LightOJ1370——Bi-shoe and Phi-shoe

Bamboo Pole-vault is a massively popular sport in Xzhiland. And Master Phi-shoe is a very popular coach for his success. He needs some bamboos for his students, so he asked his assistant Bi-Shoe to go to the market and buy them. Plenty of Bamboos of all possible integer lengths (yes!) are available in the market. According to Xzhila tradition,
Score of a bamboo = Φ (bamboo’s length)
(Xzhilans are really fond of number theory). For your information, Φ (n) = numbers less than n which are relatively prime (having no common divisor other than 1) to n. So, score of a bamboo of length 9 is 6 as 1, 2, 4, 5, 7, 8 are relatively prime to 9.
The assistant Bi-shoe has to buy one bamboo for each student. As a twist, each pole-vault student of Phi-shoe has a lucky number. Bi-shoe wants to buy bamboos such that each of them gets a bamboo with a score greater than or equal to his/her lucky number. Bi-shoe wants to minimize the total amount of money spent for buying the bamboos. One unit of bamboo costs 1 Xukha. Help him.
Input
Input starts with an integer T (≤ 100), denoting the number of test cases.
Each case starts with a line containing an integer n (1 ≤ n ≤ 10000) denoting the number of students of Phi-shoe. The next line contains n space separated integers denoting the lucky numbers for the students. Each lucky number will lie in the range [1, 106].
Output
For each case, print the case number and the minimum possible money spent for buying the bamboos.

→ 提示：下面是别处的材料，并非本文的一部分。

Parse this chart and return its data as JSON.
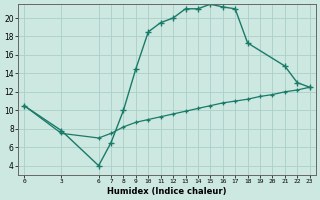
{
  "xlabel": "Humidex (Indice chaleur)",
  "background_color": "#cce8e0",
  "grid_color": "#aad0c8",
  "line_color": "#1a7a6a",
  "xlim": [
    -0.5,
    23.5
  ],
  "ylim": [
    3.0,
    21.5
  ],
  "xticks": [
    0,
    3,
    6,
    7,
    8,
    9,
    10,
    11,
    12,
    13,
    14,
    15,
    16,
    17,
    18,
    19,
    20,
    21,
    22,
    23
  ],
  "yticks": [
    4,
    6,
    8,
    10,
    12,
    14,
    16,
    18,
    20
  ],
  "curve1_x": [
    0,
    3,
    6,
    7,
    8,
    9,
    10,
    11,
    12,
    13,
    14,
    15,
    16,
    17,
    18,
    21,
    22,
    23
  ],
  "curve1_y": [
    10.5,
    7.8,
    4.0,
    6.5,
    10.0,
    14.5,
    18.5,
    19.5,
    20.0,
    21.0,
    21.0,
    21.5,
    21.2,
    21.0,
    17.3,
    14.8,
    13.0,
    12.5
  ],
  "curve2_x": [
    0,
    3,
    6,
    7,
    8,
    9,
    10,
    11,
    12,
    13,
    14,
    15,
    16,
    17,
    18,
    19,
    20,
    21,
    22,
    23
  ],
  "curve2_y": [
    10.5,
    7.5,
    7.0,
    7.5,
    8.2,
    8.7,
    9.0,
    9.3,
    9.6,
    9.9,
    10.2,
    10.5,
    10.8,
    11.0,
    11.2,
    11.5,
    11.7,
    12.0,
    12.2,
    12.5
  ]
}
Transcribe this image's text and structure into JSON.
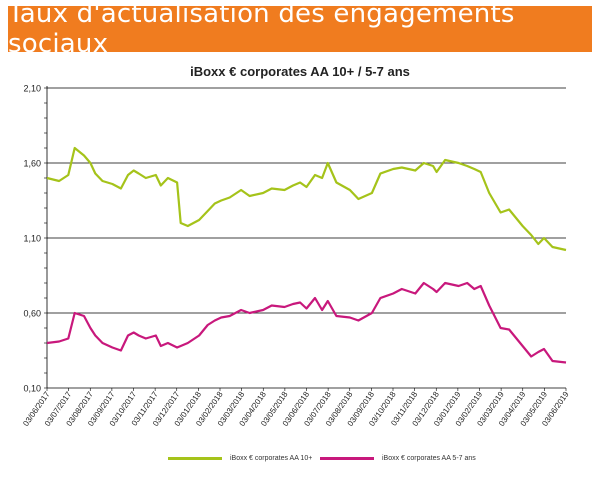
{
  "banner": {
    "title": "Taux d'actualisation des engagements sociaux",
    "color": "#f07c1f"
  },
  "chart_data": {
    "type": "line",
    "title": "iBoxx € corporates AA 10+ / 5-7 ans",
    "xlabel": "",
    "ylabel": "",
    "ylim": [
      0.1,
      2.1
    ],
    "yticks": [
      0.1,
      0.6,
      1.1,
      1.6,
      2.1
    ],
    "ytick_labels": [
      "0,10",
      "0,60",
      "1,10",
      "1,60",
      "2,10"
    ],
    "grid": true,
    "legend": "bottom",
    "xtick_labels": [
      "03/06/2017",
      "03/07/2017",
      "03/08/2017",
      "03/09/2017",
      "03/10/2017",
      "03/11/2017",
      "03/12/2017",
      "03/01/2018",
      "03/02/2018",
      "03/03/2018",
      "03/04/2018",
      "03/05/2018",
      "03/06/2018",
      "03/07/2018",
      "03/08/2018",
      "03/09/2018",
      "03/10/2018",
      "03/11/2018",
      "03/12/2018",
      "03/01/2019",
      "03/02/2019",
      "03/03/2019",
      "03/04/2019",
      "03/05/2019",
      "03/06/2019"
    ],
    "x": [
      "2017-06-03",
      "2017-06-20",
      "2017-07-03",
      "2017-07-12",
      "2017-07-25",
      "2017-08-03",
      "2017-08-10",
      "2017-08-20",
      "2017-09-03",
      "2017-09-15",
      "2017-09-25",
      "2017-10-03",
      "2017-10-10",
      "2017-10-20",
      "2017-11-03",
      "2017-11-10",
      "2017-11-20",
      "2017-12-03",
      "2017-12-08",
      "2017-12-18",
      "2018-01-03",
      "2018-01-15",
      "2018-01-25",
      "2018-02-03",
      "2018-02-15",
      "2018-03-03",
      "2018-03-15",
      "2018-04-03",
      "2018-04-15",
      "2018-05-03",
      "2018-05-15",
      "2018-05-25",
      "2018-06-03",
      "2018-06-15",
      "2018-06-25",
      "2018-07-03",
      "2018-07-15",
      "2018-08-03",
      "2018-08-15",
      "2018-09-03",
      "2018-09-15",
      "2018-10-03",
      "2018-10-15",
      "2018-11-03",
      "2018-11-15",
      "2018-11-28",
      "2018-12-03",
      "2018-12-15",
      "2019-01-03",
      "2019-01-15",
      "2019-01-25",
      "2019-02-03",
      "2019-02-15",
      "2019-03-03",
      "2019-03-15",
      "2019-04-03",
      "2019-04-15",
      "2019-04-25",
      "2019-05-03",
      "2019-05-15",
      "2019-06-03"
    ],
    "series": [
      {
        "name": "iBoxx € corporates AA 10+",
        "color": "#a5c31a",
        "values": [
          1.5,
          1.48,
          1.52,
          1.7,
          1.65,
          1.6,
          1.53,
          1.48,
          1.46,
          1.43,
          1.52,
          1.55,
          1.53,
          1.5,
          1.52,
          1.45,
          1.5,
          1.47,
          1.2,
          1.18,
          1.22,
          1.28,
          1.33,
          1.35,
          1.37,
          1.42,
          1.38,
          1.4,
          1.43,
          1.42,
          1.45,
          1.47,
          1.44,
          1.52,
          1.5,
          1.6,
          1.47,
          1.42,
          1.36,
          1.4,
          1.53,
          1.56,
          1.57,
          1.55,
          1.6,
          1.58,
          1.54,
          1.62,
          1.6,
          1.58,
          1.56,
          1.54,
          1.4,
          1.27,
          1.29,
          1.18,
          1.12,
          1.06,
          1.1,
          1.04,
          1.02
        ]
      },
      {
        "name": "iBoxx € corporates AA 5-7 ans",
        "color": "#c8187c",
        "values": [
          0.4,
          0.41,
          0.43,
          0.6,
          0.58,
          0.5,
          0.45,
          0.4,
          0.37,
          0.35,
          0.45,
          0.47,
          0.45,
          0.43,
          0.45,
          0.38,
          0.4,
          0.37,
          0.38,
          0.4,
          0.45,
          0.52,
          0.55,
          0.57,
          0.58,
          0.62,
          0.6,
          0.62,
          0.65,
          0.64,
          0.66,
          0.67,
          0.63,
          0.7,
          0.62,
          0.68,
          0.58,
          0.57,
          0.55,
          0.6,
          0.7,
          0.73,
          0.76,
          0.73,
          0.8,
          0.76,
          0.74,
          0.8,
          0.78,
          0.8,
          0.76,
          0.78,
          0.65,
          0.5,
          0.49,
          0.38,
          0.31,
          0.34,
          0.36,
          0.28,
          0.27
        ]
      }
    ]
  }
}
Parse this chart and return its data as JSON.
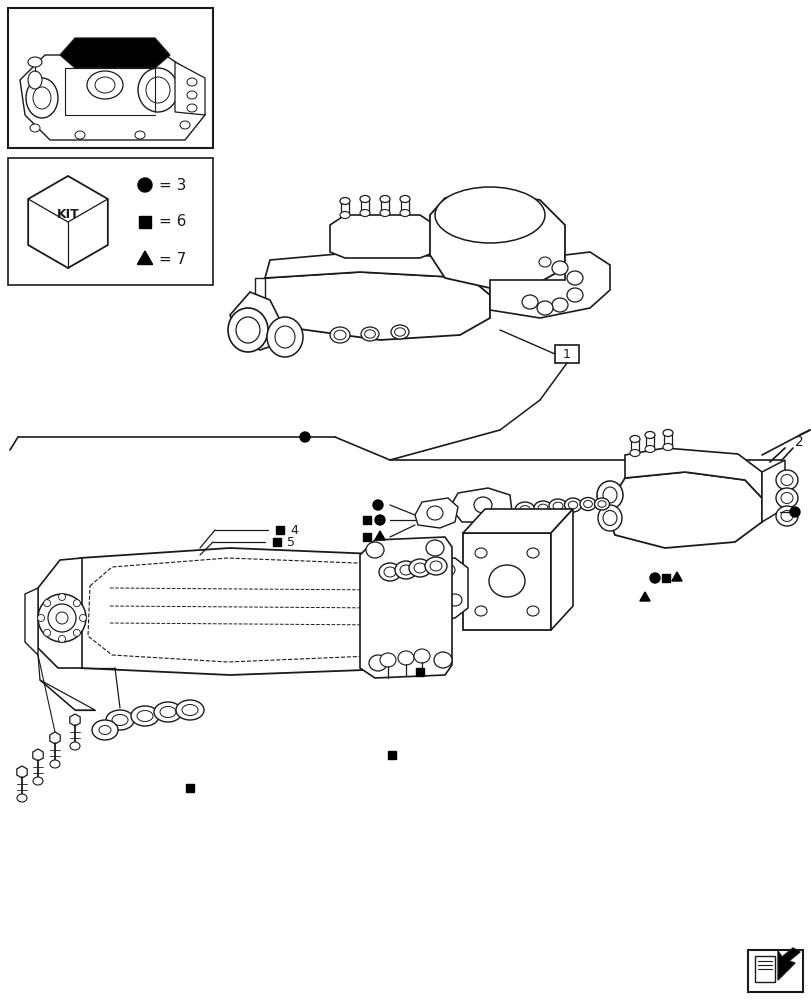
{
  "bg_color": "#ffffff",
  "line_color": "#1a1a1a",
  "fig_width": 8.12,
  "fig_height": 10.0,
  "dpi": 100,
  "kit_circle": "3",
  "kit_square": "6",
  "kit_triangle": "7",
  "item_labels": [
    "1",
    "2",
    "4",
    "5"
  ]
}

See the samples for details.
Sample Input
3
5
1 2 3 4 5
6
10 11 12 13 14 15
2
1 1
Sample Output
Case 1: 22 Xukha
Case 2: 88 Xukha
Case 3: 4 Xukha

开始学数论，这题是欧拉函数的题目，一开始错在比如找不到欧拉函数值为7的时候，我是去找8的了，找到了15，欧拉函数为8，但是实际上，欧拉函数值为10的对应长度更小，所以这里出错了

for(int i=1;i<N;i++){ for(int j=euler[i]; j>=0 && o[j]==0;j--){ o[j]=i; }
}

这里o[j]保存的是欧拉函数为j的最小的数
这里其实就是枚举长度，比对应的欧拉函数值小的都可以用这个i长度，这样就能保持一个贪心策略

代码：

#include <cstdio>
#include <algorithm>
#include <cmath>
#include <cstring>
using namespace std;
const int N=1000010;
int euler[N];
int o[N];
void init(){
    for(int i=1;i<N;i++){
        euler[i]=i;
    }
    for(int i=2;i<N;i++){
        if(euler[i]==i){
            for(int j=i;j<N;j+=i){
                euler[j]=euler[j]/i*(i-1);
            }
        }
    }
    euler[1]=0;
    for(int i=1;i<N;i++){
        for(int j=euler[i]; j>=0 && o[j]==0;j--){
            o[j]=i;
        }
    }
}
int main(void){
    //freopen("out2.txt","w",stdout);
    init();
    int t;
    int n;
    int a;
    int c=1;
    scanf("%d",&t);
    while(t--){
        long long ans=0;
        scanf("%d",&n);
        while(n--){
            scanf("%d",&a);
            ans+=o[a];
        }
        printf("Case %d: %lld Xukha\n",c++,ans);
    }
    // for(int i=1;i<1001;i++){
   
    // printf("%d\n",o[i]);
    // }
    return 0;
}